この研究は、アフリカにおけるホモ属化石の空白期間を埋めるものとして、エチオピアのアワッシュ川上流のメルカクンチュレ(Melka Kunture)層のゴンボレ2(Gombore II)遺跡で1973年と1975年に発見された2個の大きなホモ属の頭蓋断片を分析・比較しています。一方は部分的な左側頭頂であるメルカクンチュレ1(Melka Kunture 1)で、もう一方は側頭骨の右側であるメルカクンチュレ2(Melka Kunture 2)で、両者は同一個体のものだと推測されています。両頭蓋の年代は、875000±10000年前よりやや新しいのではないか、と推定されています。
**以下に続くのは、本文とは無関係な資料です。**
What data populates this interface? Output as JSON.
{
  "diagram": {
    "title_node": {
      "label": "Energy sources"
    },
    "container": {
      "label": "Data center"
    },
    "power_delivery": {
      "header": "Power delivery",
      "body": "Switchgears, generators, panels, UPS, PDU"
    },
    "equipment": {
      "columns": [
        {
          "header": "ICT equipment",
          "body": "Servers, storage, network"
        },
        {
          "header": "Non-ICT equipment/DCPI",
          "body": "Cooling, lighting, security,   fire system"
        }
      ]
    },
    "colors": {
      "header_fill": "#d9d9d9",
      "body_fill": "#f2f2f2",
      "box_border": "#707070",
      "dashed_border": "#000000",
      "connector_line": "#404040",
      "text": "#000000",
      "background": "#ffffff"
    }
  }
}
両頭蓋の比較対象は、更新世のホモ属化石です。
ゴンボレ2遺跡の2個の頭蓋は、エルガスターとハイデルベルゲンシスというアフリカのホモ属化石と比較して、頭蓋が顕著に厚く、むしろイタリアのセプラノ(Ceprano)遺跡で発見された前期もしくは中期更新世の頭蓋冠に似ている、と指摘されています。しかし、ゴンボレ2遺跡の2個の頭蓋が総合的に最もよく類似しているのは、アフリカのエルガスターおよびハイデルベルゲンシスで、ネアンデルタール人や現生人類とはもっと相違が大きくなる、と指摘されています。
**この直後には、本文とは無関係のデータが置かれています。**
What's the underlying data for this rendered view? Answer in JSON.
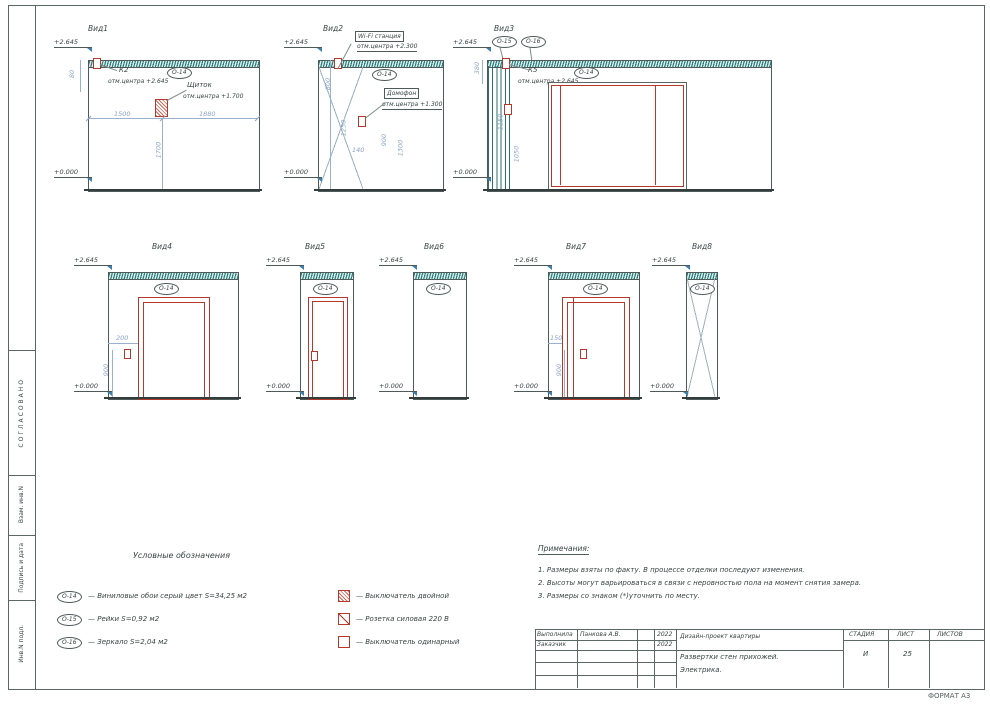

この研究は、総合すると、ゴンボレ2遺跡の2個の頭蓋(おそらくは1個体のもの)は、アフリカにおけるエルガスターとハイデルベルゲンシスの間の形態学的な相違を埋めるものであり、80万年前頃にアフリカに出現したハイデルベルゲンシスがユーラシアへと拡散したのではないか、との見解を提示しています。ハイデルベルゲンシスという種区分の問題はさておくとして、ネアンデルタール人と現生人類(だけではないのでしょうが)の共通祖先系統としてのホモ属の分類群が80万年前頃までにアフリカに出現し、ユーラシアへと拡散した、との見解は、大まかにはじゅうらいの有力説の枠組みで把握できるでしょうし、近年の遺伝学の研究成果とも整合的だと思います(関連記事)。ただ、やはりアフリカにおける90万~60万年前頃の人類化石記録の乏しさという問題は残っており、この時期の新たな人類化石の発見が期待されます。
参考文献:
Profico A. et al.(2016): Filling the gap. Human cranial remains from Gombore II (Melka Kunture, Ethiopia; ca. 850 ka) and the origin of Homo heidelbergensis. Journal of Anthropological Sciences, 94, 41-63.